Reading Retail Gangster made me think about other stores that seem incredible to younger generations. I recently visited Ghosts of Belltown, a large art gallery in the defunct and crumbling Bergman’s Luggage store in downtown Seattle. I talked to Nick, the proprietor, who plans to operate the space as a gallery for years to come. Nick has done an impressive job so far of activating the light-filled ground floor with murals, sculptures, and neon signage, and he has even more space upstairs at his disposal. We talked about the oddity of a downtown store that only sold luggage; even before online retail took off, one could buy suitcases at the huge (and now-defunct) department store across the street, or from any number of general-purpose retailers. In addition, well-built suitcases can last for a decade or more; how often would people need to buy luggage to sustain a fully staffed retail store in a prime location? The last time I was in Portland, I was walking around near the convention center, and I noticed Stark’s Vacuums, a 90-year-old shop that sells, rents, and services vacuum cleaners. I didn’t walk through Stark’s, but I was still stunned it remained in business: it seems like most people I know buy a vacuum very infrequently, vacuum reviews and sales are easy to find online, and even modestly priced vacuums are built well enough that they will work for years with only a minimum of maintenance. My neighborhood, too, had a vacuum store, until it closed in 2020; I am impressed that its parent company, still open in other locations, has operated continuously since 1985.

One of the nice things about cities is that they can sustain businesses that seem so niche as to be impossible. I heard a recording of a Ricky Gervais Show episode from 2003 about a shop in London that only sold chess pieces and supplies for the game of bridge; in 2017, I was on Baker Street in London, and Chess & Bridge was still in business, as it is today. Last year, I visited the charming and walkable downtown of Edmonds, Washington, about 10 miles north of my home, and found shops that sell lavender products and rocks and gemstones exclusively. I was impressed that they could specialize so narrowly and still have a loyal and dedicated customer base.

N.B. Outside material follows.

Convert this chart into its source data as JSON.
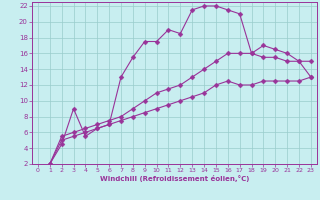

I do a lot of my shopping online, especially for commodity products that I could get anywhere, but there are some physical stores that are destinations all by themselves. When I’m shopping for products that I don’t know much about, like paint and tiles for my home, I appreciate stores where the sales staff know what they’re talking about. All the reading in the world can’t prepare me for the experience of walking into a big showroom, surrounded by products that I don’t understand. I also appreciate that, even while I’m on the go, I can look up information about products before I make a purchase. Crazy Eddie and its high-pressure salesmen have given way to a world where consumers can be educated by third parties before and during the sales process. That helps me shop with more confidence.

At time of publication, I worked for a division of Amazon. The opinions in this article are strictly my own and don’t represent those of my employer.